Et elle lâcha les deux fleurs.

Il se fit un silence, pendant lequel on eût dit que la Mort éprouvait un mouvement de pitié.

—Tiens, dit la Mort en présentant à la mère deux beaux diamants, voici tes yeux: je les ai pêchés en passant dans le lac; reprends-les; ils sont plus beaux et plus brillants qu'ils n'ont jamais été. Je te les rends: regarde avec eux dans cette source profonde qui coule à côté de toi. Je te dirai les noms de ces deux fleurs que tu voulais arracher, et tu y verras tout l'avenir, toute la vie humaine de ces deux enfants. Tu apprendras alors ce que tu voulais détruire; tu verras ce que tu voulais refouler dans le néant.

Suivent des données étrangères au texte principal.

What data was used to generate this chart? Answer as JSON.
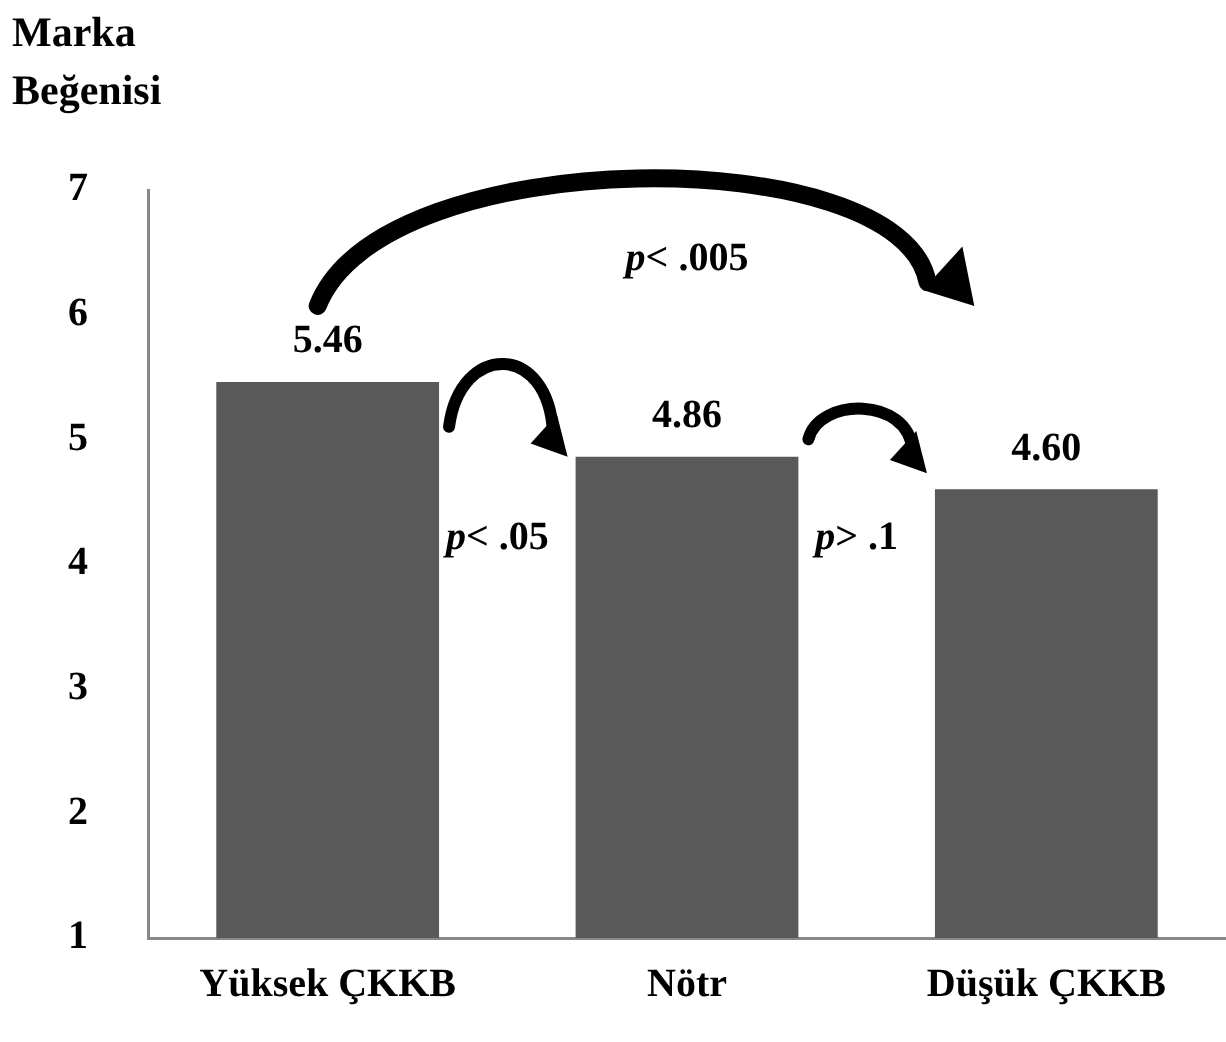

Et, reprenant ses yeux, la mère regarda dans la source. C'était un magnifique spectacle que de voir à quel avenir de bonheur et de bienfaisance étaient réservés ces deux êtres qu'elle avait failli anéantir.

Leur vie s'écoulait dans une atmosphère de joie, au milieu d'un concert de bénédictions.

—Ah! murmura la mère en mettant la main sur ses yeux, j'ai failli être bien coupable.

—Regarde, dit la Mort.

Les deux fuchsias avaient disparu, et, à leur place, on voyait un petit cactus qui prenait la forme d'un enfant; puis l'enfant grandissait et devenait un jeune homme plein de brûlantes passions; tout était chez lui larmes, violences et douleur.—Il finissait par le suicide.